Returns secrets and certificates instead of secretes only

To Reproduce
Steps to reproduce the behavior:

1. use this script:
   `import os
   from azure.keyvault.secrets import SecretClient
   from azure.identity import DefaultAzureCredential

KVUri = f"https://xxxxxxxxxxxxxxxxxxxxxxxx.vault.azure.net/"

credential = DefaultAzureCredential()
client = SecretClient(vault_url=KVUri, credential=credential)

print(f"Retrieving your secret from KV_NAME.")
secret_list = client.list_properties_of_secrets()
for secret in secret_list:
secret_data = client.get_secret(secret.name)
print(f"{secret_data.properties}")
`
2. Prepare Azure Key Vault with:

• some secrets
• some certificates

Expected behavior
SecretClient should return only secrets

Screenshots
n/a

Additional context
n/a

[github-actions]

Thank you for your feedback. Tagging and routing to the team member best able to assist.

[mccoyp]

Hi @oleksandrmeleshchuk-epm, thank you for opening an issue! Apologies for the delayed response; I was out of office.
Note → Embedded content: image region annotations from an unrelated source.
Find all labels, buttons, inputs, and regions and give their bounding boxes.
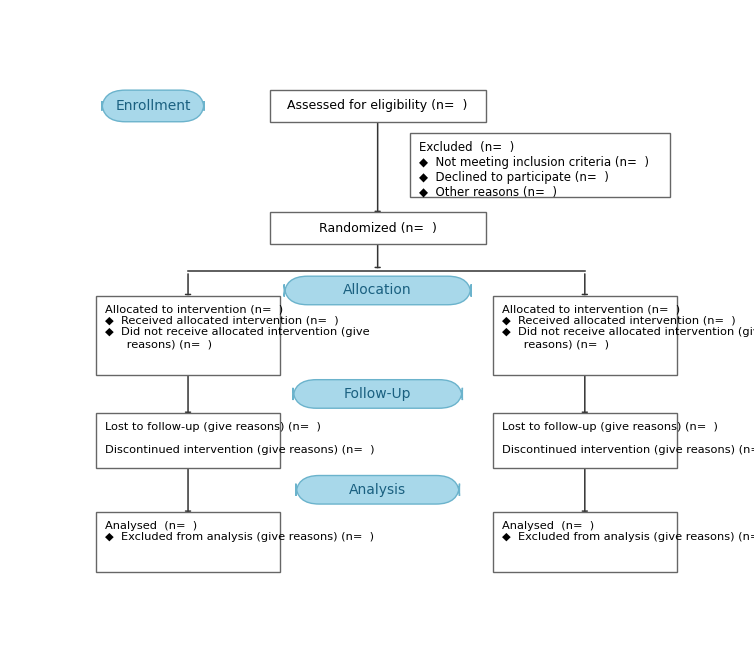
FancyBboxPatch shape bbox=[296, 475, 459, 504]
FancyBboxPatch shape bbox=[96, 512, 280, 573]
FancyBboxPatch shape bbox=[293, 380, 462, 408]
Text: Assessed for eligibility (n=  ): Assessed for eligibility (n= ) bbox=[287, 99, 467, 113]
FancyBboxPatch shape bbox=[410, 133, 670, 197]
Text: Follow-Up: Follow-Up bbox=[344, 387, 412, 401]
Text: Analysed  (n=  )
◆  Excluded from analysis (give reasons) (n=  ): Analysed (n= ) ◆ Excluded from analysis … bbox=[105, 521, 374, 542]
FancyBboxPatch shape bbox=[270, 213, 486, 244]
FancyBboxPatch shape bbox=[270, 90, 486, 122]
Text: Enrollment: Enrollment bbox=[115, 99, 191, 113]
FancyBboxPatch shape bbox=[493, 413, 677, 469]
Text: Lost to follow-up (give reasons) (n=  )

Discontinued intervention (give reasons: Lost to follow-up (give reasons) (n= ) D… bbox=[501, 422, 754, 455]
Text: Allocated to intervention (n=  )
◆  Received allocated intervention (n=  )
◆  Di: Allocated to intervention (n= ) ◆ Receiv… bbox=[105, 305, 369, 349]
FancyBboxPatch shape bbox=[102, 90, 204, 122]
FancyBboxPatch shape bbox=[493, 512, 677, 573]
Text: Allocation: Allocation bbox=[343, 283, 412, 297]
FancyBboxPatch shape bbox=[284, 276, 471, 305]
FancyBboxPatch shape bbox=[96, 413, 280, 469]
Text: Randomized (n=  ): Randomized (n= ) bbox=[319, 222, 437, 235]
Text: Allocated to intervention (n=  )
◆  Received allocated intervention (n=  )
◆  Di: Allocated to intervention (n= ) ◆ Receiv… bbox=[501, 305, 754, 349]
Text: Analysed  (n=  )
◆  Excluded from analysis (give reasons) (n=  ): Analysed (n= ) ◆ Excluded from analysis … bbox=[501, 521, 754, 542]
Text: Excluded  (n=  )
◆  Not meeting inclusion criteria (n=  )
◆  Declined to partici: Excluded (n= ) ◆ Not meeting inclusion c… bbox=[418, 140, 648, 199]
FancyBboxPatch shape bbox=[493, 295, 677, 375]
FancyBboxPatch shape bbox=[96, 295, 280, 375]
Text: Analysis: Analysis bbox=[349, 483, 406, 496]
Text: Lost to follow-up (give reasons) (n=  )

Discontinued intervention (give reasons: Lost to follow-up (give reasons) (n= ) D… bbox=[105, 422, 374, 455]
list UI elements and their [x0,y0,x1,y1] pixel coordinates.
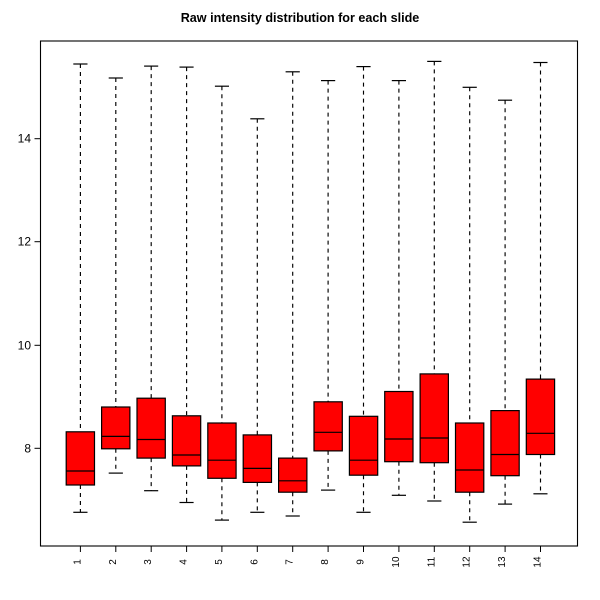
svg-text:6: 6 [249,559,260,565]
svg-text:3: 3 [143,559,154,565]
svg-text:11: 11 [426,556,437,567]
svg-text:14: 14 [533,556,544,568]
svg-text:10: 10 [391,556,402,568]
svg-text:12: 12 [462,556,473,568]
svg-text:12: 12 [18,235,32,249]
svg-text:7: 7 [285,559,296,565]
svg-text:13: 13 [497,556,508,568]
svg-text:Raw intensity distribution for: Raw intensity distribution for each slid… [181,11,420,25]
svg-text:8: 8 [24,441,31,455]
svg-text:8: 8 [320,559,331,565]
svg-text:5: 5 [214,559,225,565]
svg-text:14: 14 [18,132,32,146]
svg-text:9: 9 [356,559,367,565]
svg-text:2: 2 [108,559,119,565]
svg-text:4: 4 [179,559,190,565]
svg-text:10: 10 [18,338,32,352]
svg-text:1: 1 [72,559,83,565]
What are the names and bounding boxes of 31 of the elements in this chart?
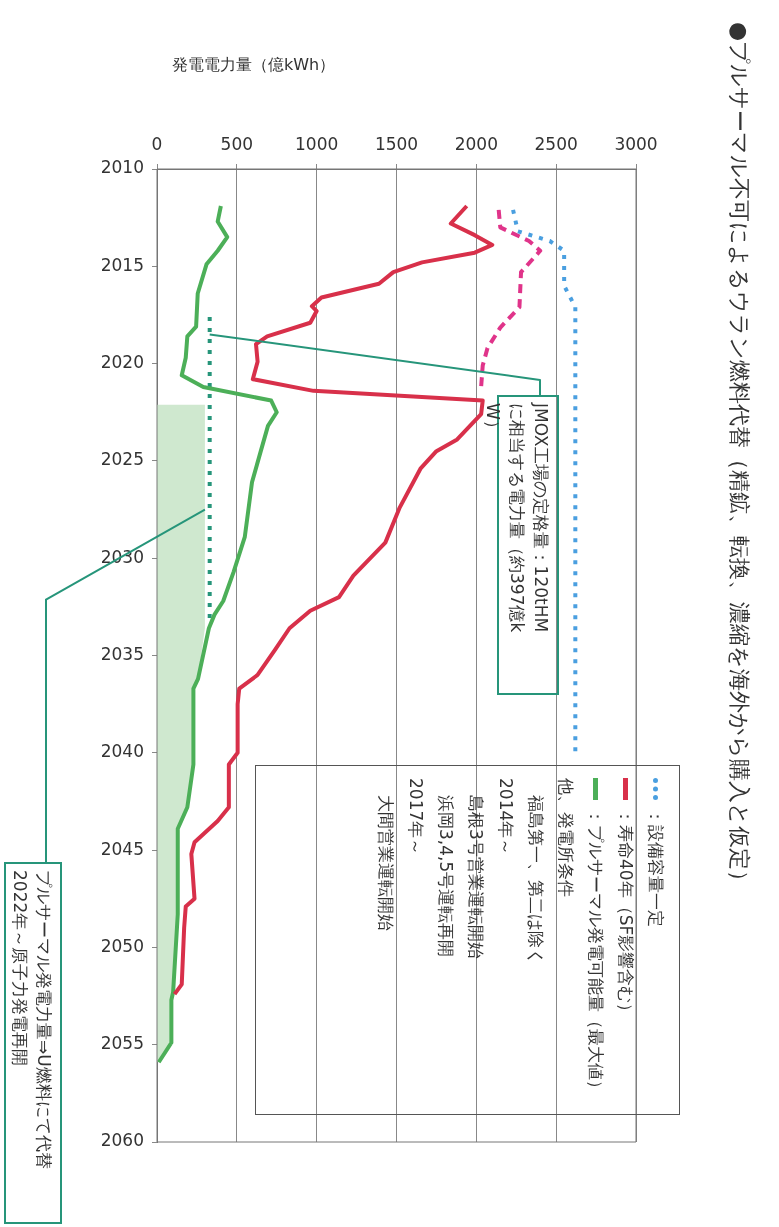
annotation: 2017年～: [405, 778, 427, 858]
x-tick-label: 2500: [534, 134, 578, 155]
x-axis-title: 発電電力量（億kWh）: [172, 55, 336, 76]
annotation: プルサーマル発電力量⇒U燃料にて代替2022年～原子力発電再開: [4, 862, 62, 1224]
x-tick-label: 1500: [374, 134, 419, 155]
legend-label: ：プルサーマル発電可能量（最大値）: [586, 808, 606, 1097]
annotation: 2014年～: [495, 778, 517, 858]
y-tick-label: 2055: [100, 1033, 144, 1054]
legend-label: ：寿命40年（SF影響含む）: [616, 808, 636, 1021]
annotation: 浜岡3,4,5号運転再開: [435, 794, 457, 960]
x-tick-label: 3000: [614, 134, 658, 155]
y-tick-label: 2010: [100, 157, 144, 178]
x-tick-label: 0: [151, 134, 163, 155]
x-tick-label: 2000: [454, 134, 498, 155]
annotation: 島根3号営業運転開始: [465, 794, 487, 961]
y-tick-label: 2035: [100, 643, 144, 664]
x-tick-label: 1000: [295, 134, 339, 155]
legend-label: ：設備容量一定: [646, 808, 666, 927]
y-tick-label: 2050: [100, 935, 144, 956]
annotation: 福島第一、第二は除く: [525, 794, 547, 967]
y-tick-label: 2020: [100, 352, 144, 373]
annotation: JMOX工場の定格量：120tHMに相当する電力量（約397億kW）: [483, 401, 552, 635]
y-tick-label: 2060: [100, 1130, 144, 1151]
text: ●プルサーマル不可によるウラン燃料代替（精鉱、転換、濃縮を海外から購入と仮定）: [726, 22, 753, 893]
annotation: 大間営業運転開始: [375, 794, 397, 933]
y-tick-label: 2040: [100, 741, 144, 762]
y-tick-label: 2015: [100, 254, 144, 275]
annotation: 他、発電所条件: [555, 778, 577, 899]
x-tick-label: 500: [220, 134, 254, 155]
y-tick-label: 2045: [100, 838, 144, 859]
y-tick-label: 2025: [100, 449, 144, 470]
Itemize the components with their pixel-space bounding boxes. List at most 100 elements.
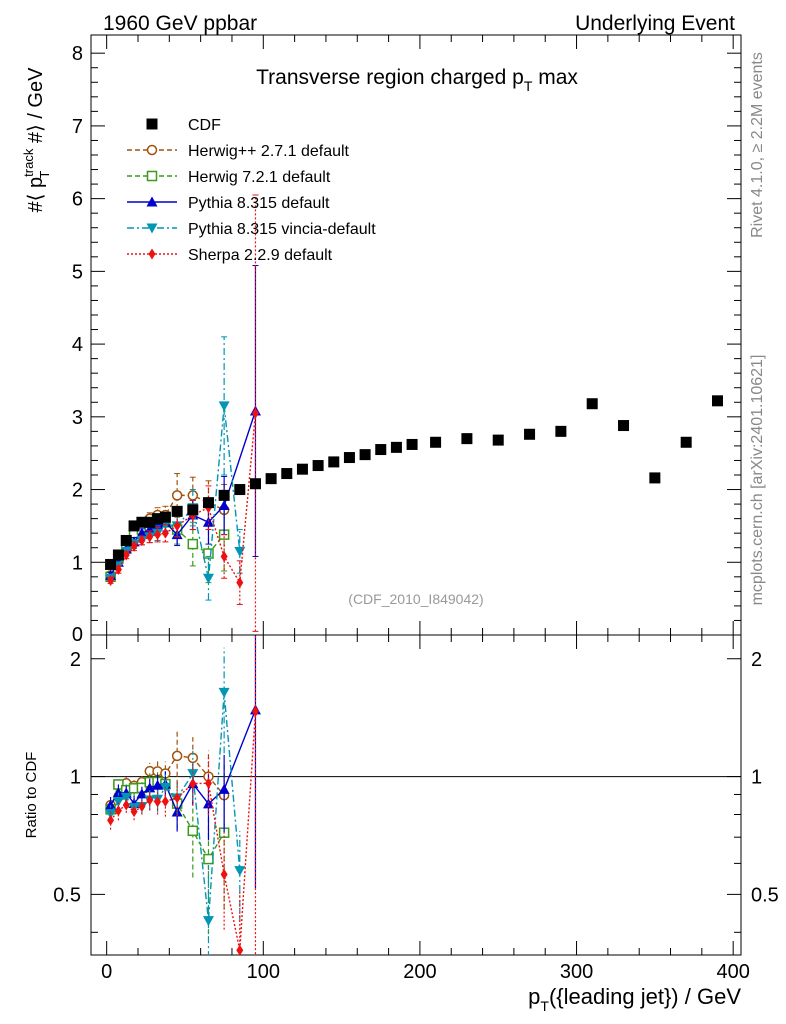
main-y-tick-label: 6 <box>72 189 83 211</box>
data-point <box>586 398 598 410</box>
main-y-zero-label: 0 <box>72 624 83 646</box>
data-point <box>281 468 293 480</box>
y-axis-label: #⟨ ptrackT #⟩ / GeV <box>21 67 52 213</box>
legend-item: Sherpa 2.2.9 default <box>127 247 333 264</box>
data-point <box>406 438 418 450</box>
legend-marker <box>146 196 158 207</box>
main-y-tick-label: 1 <box>72 552 83 574</box>
main-axis-ticks: 1 2 3 4 5 6 7 8 0 <box>72 43 741 646</box>
data-point <box>146 531 154 543</box>
data-point <box>105 558 117 570</box>
legend-item: Pythia 8.315 vincia-default <box>127 221 376 238</box>
data-point <box>220 550 228 562</box>
ratio-point <box>220 868 228 880</box>
data-point <box>120 534 132 546</box>
series-cdf <box>105 395 724 570</box>
data-point <box>152 513 164 525</box>
data-point <box>202 516 214 527</box>
main-plot-data <box>105 194 724 632</box>
x-tick-label: 300 <box>560 961 593 983</box>
data-point <box>249 478 261 490</box>
data-point <box>130 540 138 552</box>
legend-marker <box>148 248 156 260</box>
ratio-point <box>112 787 124 798</box>
ratio-point <box>161 795 169 807</box>
data-point <box>144 524 156 535</box>
data-point <box>359 449 371 461</box>
mcplots-label: mcplots.cern.ch [arXiv:2401.10621] <box>749 355 766 606</box>
ratio-point <box>187 769 199 780</box>
legend-label: Herwig 7.2.1 default <box>188 169 331 186</box>
ratio-point <box>107 814 115 826</box>
main-y-tick-label: 2 <box>72 480 83 502</box>
header-left: 1960 GeV ppbar <box>103 12 257 35</box>
data-point <box>265 473 277 485</box>
data-point <box>618 420 630 432</box>
data-point <box>187 504 199 516</box>
ratio-point <box>120 792 132 803</box>
x-tick-label: 0 <box>101 961 112 983</box>
legend-item: Herwig++ 2.7.1 default <box>127 143 350 160</box>
ratio-point <box>187 825 199 837</box>
data-point <box>128 520 140 532</box>
legend-marker <box>146 144 158 156</box>
ratio-point <box>152 779 164 790</box>
legend-marker <box>146 170 158 182</box>
ratio-y-tick-label: 0.5 <box>53 884 81 906</box>
data-point <box>375 444 387 456</box>
plot-title: Transverse region charged pT max <box>256 66 578 94</box>
x-tick-label: 200 <box>403 961 436 983</box>
data-point <box>234 546 246 557</box>
xlabel-post: ({leading jet}) / GeV <box>549 984 741 1009</box>
ratio-point <box>171 750 183 762</box>
data-point <box>122 549 130 561</box>
legend-label: Pythia 8.315 default <box>188 195 330 212</box>
ratio-point <box>173 792 181 804</box>
data-point <box>171 490 183 501</box>
data-point <box>136 516 148 528</box>
ratio-point <box>204 777 212 789</box>
legend-marker <box>146 118 158 130</box>
data-point <box>218 489 230 501</box>
ratio-point <box>105 809 117 820</box>
data-point <box>343 452 355 464</box>
ratio-point <box>218 783 230 794</box>
ratio-point <box>138 800 146 812</box>
ratio-point <box>189 778 197 790</box>
ratio-point <box>202 916 214 927</box>
ylabel-sup: track <box>21 148 36 177</box>
x-axis-ticks: 0 100 200 300 400 <box>101 35 750 983</box>
series-line <box>110 413 257 585</box>
ratio-point <box>251 706 259 718</box>
ylabel-sub: T <box>37 171 52 179</box>
data-point <box>218 401 230 412</box>
data-point <box>202 497 214 509</box>
header-right: Underlying Event <box>575 12 735 35</box>
ratio-point <box>105 799 117 810</box>
ratio-point <box>144 782 156 793</box>
x-tick-label: 100 <box>247 961 280 983</box>
data-point <box>218 500 230 511</box>
data-point <box>555 425 567 437</box>
legend-label: Pythia 8.315 vincia-default <box>188 221 376 238</box>
ratio-y-tick-label: 1 <box>70 767 81 789</box>
legend-label: Herwig++ 2.7.1 default <box>188 143 350 160</box>
x-tick-label: 400 <box>716 961 749 983</box>
data-point <box>712 395 724 407</box>
data-point <box>138 534 146 546</box>
data-point <box>234 484 246 496</box>
legend-item: Herwig 7.2.1 default <box>127 169 331 186</box>
xlabel-pre: p <box>528 984 540 1009</box>
data-point <box>251 407 259 419</box>
analysis-id: (CDF_2010_I849042) <box>348 591 483 607</box>
data-point <box>114 564 122 576</box>
ratio-point <box>234 866 246 877</box>
legend-marker <box>146 223 158 234</box>
data-point <box>144 516 156 528</box>
ratio-series-sherpa-2-2-9-default <box>107 635 259 955</box>
main-y-tick-label: 4 <box>72 334 83 356</box>
data-point <box>492 434 504 446</box>
data-point <box>430 436 442 448</box>
ratio-point <box>236 944 244 955</box>
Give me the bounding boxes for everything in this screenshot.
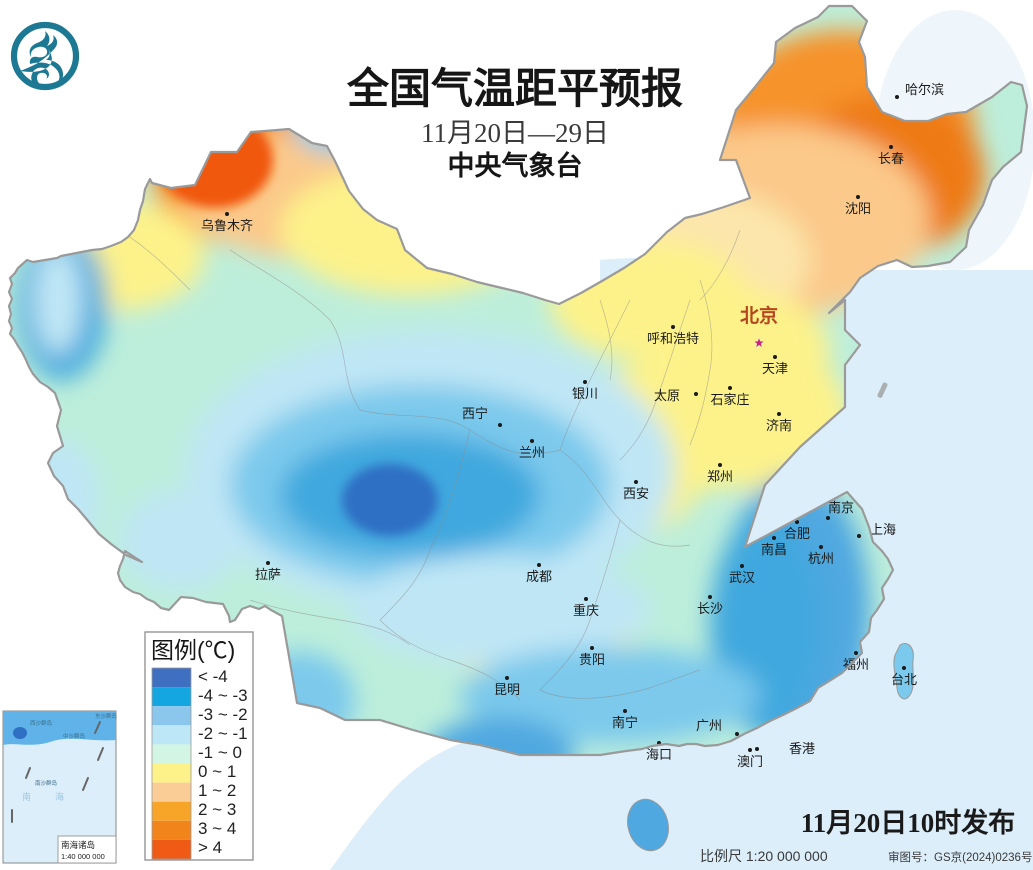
- svg-text:银川: 银川: [572, 386, 598, 401]
- svg-text:长沙: 长沙: [697, 601, 723, 616]
- svg-text:中沙群岛: 中沙群岛: [63, 732, 86, 740]
- svg-text:重庆: 重庆: [573, 603, 599, 618]
- svg-text:南: 南: [22, 791, 31, 802]
- svg-text:拉萨: 拉萨: [255, 567, 281, 582]
- svg-text:海: 海: [55, 791, 64, 802]
- svg-text:3 ~ 4: 3 ~ 4: [198, 819, 236, 838]
- svg-text:昆明: 昆明: [494, 682, 520, 697]
- svg-text:乌鲁木齐: 乌鲁木齐: [201, 218, 253, 233]
- svg-text:南京: 南京: [828, 500, 854, 515]
- svg-text:> 4: > 4: [198, 838, 222, 857]
- svg-text:-2 ~ -1: -2 ~ -1: [198, 724, 248, 743]
- svg-text:审图号：GS京(2024)0236号: 审图号：GS京(2024)0236号: [888, 850, 1032, 864]
- svg-text:呼和浩特: 呼和浩特: [647, 331, 699, 346]
- svg-text:天津: 天津: [762, 361, 788, 376]
- svg-text:11月20日10时发布: 11月20日10时发布: [801, 807, 1016, 838]
- svg-text:武汉: 武汉: [729, 570, 755, 585]
- svg-text:南沙群岛: 南沙群岛: [35, 779, 58, 787]
- svg-text:杭州: 杭州: [808, 551, 834, 566]
- svg-text:西宁: 西宁: [462, 406, 488, 421]
- svg-text:-3 ~ -2: -3 ~ -2: [198, 705, 248, 724]
- svg-text:南宁: 南宁: [612, 715, 638, 730]
- svg-text:北京: 北京: [740, 304, 778, 327]
- svg-text:广州: 广州: [696, 718, 722, 733]
- svg-text:哈尔滨: 哈尔滨: [905, 82, 944, 97]
- svg-text:中央气象台: 中央气象台: [448, 150, 583, 181]
- svg-text:成都: 成都: [526, 569, 552, 584]
- svg-text:全国气温距平预报: 全国气温距平预报: [346, 65, 683, 113]
- svg-text:石家庄: 石家庄: [710, 392, 749, 407]
- svg-text:香港: 香港: [789, 741, 815, 756]
- svg-text:澳门: 澳门: [737, 754, 763, 769]
- svg-text:比例尺 1:20 000 000: 比例尺 1:20 000 000: [700, 848, 828, 864]
- svg-text:济南: 济南: [766, 418, 792, 433]
- svg-text:台北: 台北: [891, 672, 917, 687]
- svg-text:图例(℃): 图例(℃): [151, 637, 235, 663]
- svg-text:南海诸岛: 南海诸岛: [61, 840, 95, 850]
- svg-text:郑州: 郑州: [707, 469, 733, 484]
- svg-text:上海: 上海: [870, 522, 896, 537]
- svg-text:-4 ~ -3: -4 ~ -3: [198, 686, 248, 705]
- svg-text:-1 ~ 0: -1 ~ 0: [198, 743, 242, 762]
- svg-text:沈阳: 沈阳: [845, 201, 871, 216]
- svg-text:太原: 太原: [654, 388, 680, 403]
- svg-text:长春: 长春: [878, 151, 904, 166]
- svg-text:兰州: 兰州: [519, 445, 545, 460]
- svg-text:海口: 海口: [646, 747, 672, 762]
- svg-text:西安: 西安: [623, 486, 649, 501]
- svg-text:1 ~ 2: 1 ~ 2: [198, 781, 236, 800]
- svg-text:< -4: < -4: [198, 667, 228, 686]
- svg-text:2 ~ 3: 2 ~ 3: [198, 800, 236, 819]
- svg-text:0 ~ 1: 0 ~ 1: [198, 762, 236, 781]
- svg-text:东沙群岛: 东沙群岛: [95, 712, 118, 720]
- svg-text:11月20日—29日: 11月20日—29日: [421, 118, 609, 148]
- svg-text:1:40 000 000: 1:40 000 000: [61, 852, 105, 861]
- svg-text:南昌: 南昌: [761, 542, 787, 557]
- svg-text:西沙群岛: 西沙群岛: [30, 719, 53, 727]
- svg-text:贵阳: 贵阳: [579, 652, 605, 667]
- svg-text:合肥: 合肥: [784, 526, 810, 541]
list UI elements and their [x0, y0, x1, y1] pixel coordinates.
This behavior is actually expected -- when a Key Vault certificate is created, a key and secret with the same name are also created by the service. To quote the service's conceptual documentation:

When a Key Vault certificate is created, an addressable key and secret are also created with the same name. The Key Vault key allows key operations, and the Key Vault secret allows retrieval of the certificate value as a secret. A Key Vault certificate also contains public X.509 certificate metadata.

I'll mark this issue as resolved since I don't believe there are any SDK changes to be made here, but please let me know if you have any other questions or concerns. Thanks again!

[github-actions]

Hi @oleksandrmeleshchuk-epm. Thank you for opening this issue and giving us the opportunity to assist. We believe that this has been addressed. If you feel that further discussion is needed, please add a comment with the text "/unresolve" to remove the "issue-addressed" label and continue the conversation.

[oleksandrmeleshchuk-epm]

Hi @mccoyp, thx for an update and corresponding link to the docs. If so, maybe you have some hints on how to filter out output from the mentioned in the ticket description functions?

[mccoyp]

Hi @oleksandrmeleshchuk-epm, good question; you can use the SecretProperties.managed attribute to determine if a secret corresponds to a certificate. If the secret backs a certificate, managed will be True.